The book was full of tips, techniques and ideas on how to turn basic wire into some amazing creations and I really wanted to have a go so I set myself a day or two aside and got stuck in.
The materials needed were simple enough to get hold of: Wire (obviously), wire cutters, two pairs of fine tipped jewellery making pliers and a mandrel around which to form the jump rings (I tried a knitting needle first but found the jump ring mandrels from Beadalon were much better).
For these experiments I obviously didn’t want to waste lots of valuable silver so I used the cheapest wire that I could find, which is probably why some of the examples below now look a little tarnished. I’m not worried about that though, this was about learning the skill of working the wire into the beautiful chainmaille patterns rather than having a finished piece at the end of it.
I spent a wee while creating the jump rings (possibly easier to buy pre-made but I wanted the full experience of creating these from basic materials) and then set to work.

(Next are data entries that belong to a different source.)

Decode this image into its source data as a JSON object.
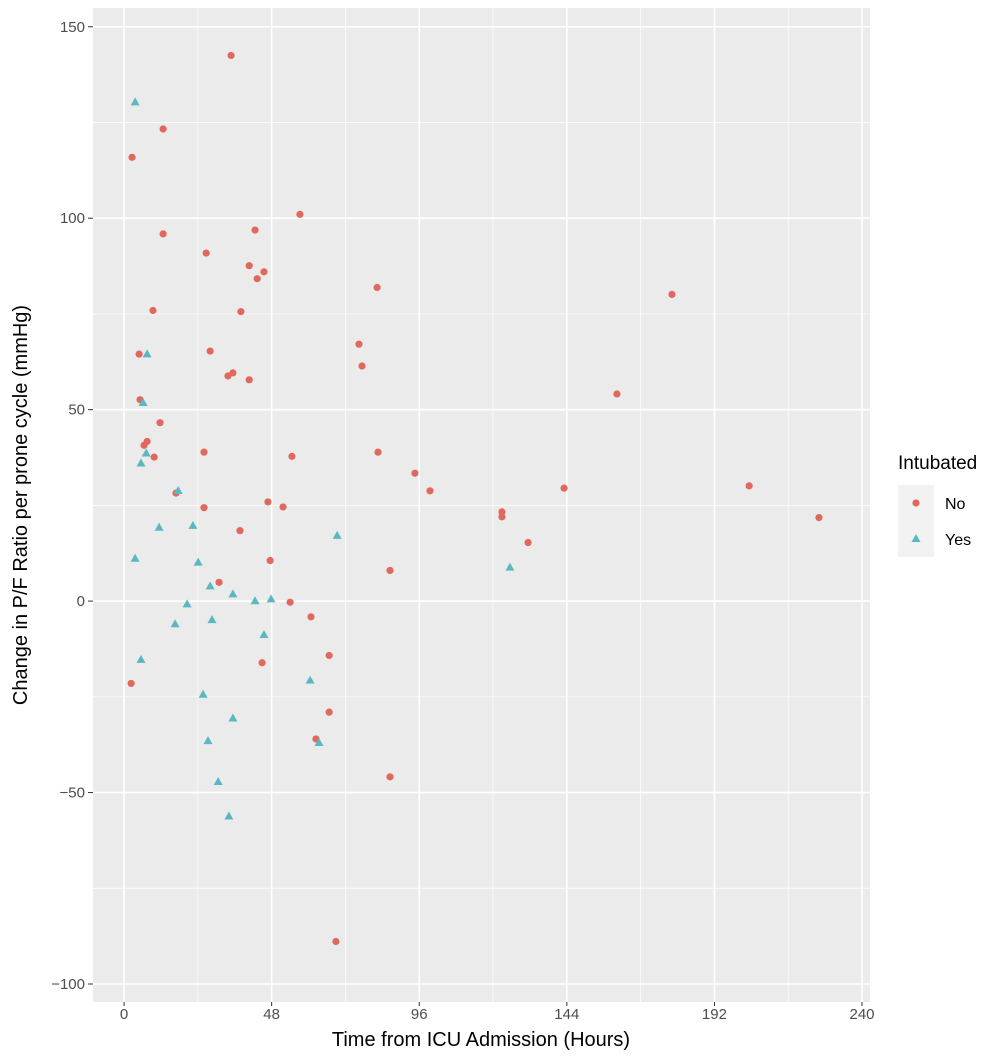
{
  "chart_data": {
    "type": "scatter",
    "title": "",
    "xlabel": "Time from ICU Admission (Hours)",
    "ylabel": "Change in P/F Ratio per prone cycle (mmHg)",
    "xlim": [
      -10.1,
      242.6
    ],
    "ylim": [
      -104.7,
      154.9
    ],
    "xticks": [
      0,
      48,
      96,
      144,
      192,
      240
    ],
    "yticks": [
      -100,
      -50,
      0,
      50,
      100,
      150
    ],
    "xminor": [
      24,
      72,
      120,
      168,
      216
    ],
    "yminor": [
      -75,
      -25,
      25,
      75,
      125
    ],
    "grid": true,
    "legend": {
      "title": "Intubated",
      "placement": "right"
    },
    "series": [
      {
        "name": "No",
        "color": "#E0695E",
        "marker": "circle",
        "points": [
          [
            34.8,
            142.5
          ],
          [
            12.7,
            123.3
          ],
          [
            2.6,
            115.9
          ],
          [
            12.7,
            95.9
          ],
          [
            57.2,
            101.0
          ],
          [
            42.6,
            96.9
          ],
          [
            26.7,
            90.9
          ],
          [
            40.7,
            87.6
          ],
          [
            45.5,
            86.0
          ],
          [
            43.3,
            84.2
          ],
          [
            82.3,
            81.9
          ],
          [
            9.4,
            75.9
          ],
          [
            38.0,
            75.6
          ],
          [
            178.2,
            80.1
          ],
          [
            76.4,
            67.1
          ],
          [
            4.9,
            64.5
          ],
          [
            28.0,
            65.3
          ],
          [
            77.4,
            61.4
          ],
          [
            35.4,
            59.6
          ],
          [
            33.8,
            58.8
          ],
          [
            40.7,
            57.8
          ],
          [
            160.3,
            54.1
          ],
          [
            5.2,
            52.6
          ],
          [
            11.7,
            46.6
          ],
          [
            7.5,
            41.7
          ],
          [
            6.5,
            40.7
          ],
          [
            9.8,
            37.6
          ],
          [
            26.0,
            38.9
          ],
          [
            54.6,
            37.8
          ],
          [
            82.6,
            38.9
          ],
          [
            94.6,
            33.4
          ],
          [
            99.5,
            28.8
          ],
          [
            143.1,
            29.5
          ],
          [
            16.9,
            28.2
          ],
          [
            203.3,
            30.1
          ],
          [
            226.0,
            21.8
          ],
          [
            46.8,
            25.9
          ],
          [
            51.7,
            24.6
          ],
          [
            26.0,
            24.4
          ],
          [
            122.9,
            23.3
          ],
          [
            122.9,
            22.0
          ],
          [
            37.7,
            18.4
          ],
          [
            131.4,
            15.3
          ],
          [
            47.5,
            10.6
          ],
          [
            86.5,
            8.0
          ],
          [
            30.9,
            4.9
          ],
          [
            54.0,
            -0.3
          ],
          [
            60.8,
            -4.1
          ],
          [
            44.9,
            -16.1
          ],
          [
            66.7,
            -14.2
          ],
          [
            2.3,
            -21.5
          ],
          [
            66.7,
            -29.0
          ],
          [
            62.4,
            -36.0
          ],
          [
            86.5,
            -45.9
          ],
          [
            68.9,
            -88.9
          ]
        ]
      },
      {
        "name": "Yes",
        "color": "#5BB8C2",
        "marker": "triangle",
        "points": [
          [
            3.6,
            130.3
          ],
          [
            7.5,
            64.5
          ],
          [
            6.2,
            51.8
          ],
          [
            7.2,
            38.6
          ],
          [
            5.5,
            36.0
          ],
          [
            17.6,
            28.8
          ],
          [
            11.4,
            19.2
          ],
          [
            22.4,
            19.7
          ],
          [
            69.3,
            17.1
          ],
          [
            3.6,
            11.1
          ],
          [
            24.1,
            10.1
          ],
          [
            125.5,
            8.8
          ],
          [
            28.0,
            3.9
          ],
          [
            35.4,
            1.8
          ],
          [
            47.8,
            0.5
          ],
          [
            42.6,
            0.0
          ],
          [
            20.5,
            -0.8
          ],
          [
            28.6,
            -4.9
          ],
          [
            16.6,
            -6.0
          ],
          [
            45.5,
            -8.8
          ],
          [
            5.5,
            -15.3
          ],
          [
            60.5,
            -20.7
          ],
          [
            25.7,
            -24.4
          ],
          [
            35.4,
            -30.6
          ],
          [
            27.3,
            -36.5
          ],
          [
            63.4,
            -37.0
          ],
          [
            30.6,
            -47.2
          ],
          [
            34.1,
            -56.2
          ]
        ]
      }
    ]
  }
}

The first one that I had a go at (several times) was the Byzantine Chain. The Byzantine chain is fairly tight in construction but still flexible enough to make a bracelet or a necklace from it that will have a nice drape to it. This design can be created in all sorts of wire thicknesses; the thinner the wire, the thinner the resulting chain. With my fat sausagey fingers I did however stick with mostly thicker gauge wires.
Here is a look at some of my first attempts.
Building on that technique I really wanted to have a go at what was called the Crown Design. This was a technique of adding some additional rings at pre-determined spaces to create points along the length of a Byzantine chain. The result was good but I feel that I might need to pay more attention to how I cut my jump rings so that I get neater ends. Here is the Crown Design Byzantine chain that I made.
Next up, and following the book that I was learning this from, I started to mix up the pattern and added some ‘spacer’ rings into the Byzantine structure. This gave a great overall look and meant that I could have hung charms from the spacer rings (might have a go at making some charms soon).
Finally I had a go at the Inca Puno technique. It’s a bit like the Byzantine but you don’t reverse the links so you end up with a snake like chain, as you can see below. I liked it to some degree but prefered the Byzantine style if I am truly honest.
Anyway, they were just some trials and some day I hope to get some Sterling Silver wire and create a full bracelet with charms, but for now, I have the technique under the belt at least.
So what do you think? Is it something that you think you would like to have a go at? Did you like what I made?
Anyway, thank you for reading this post and I look forward to bringing you more in the future.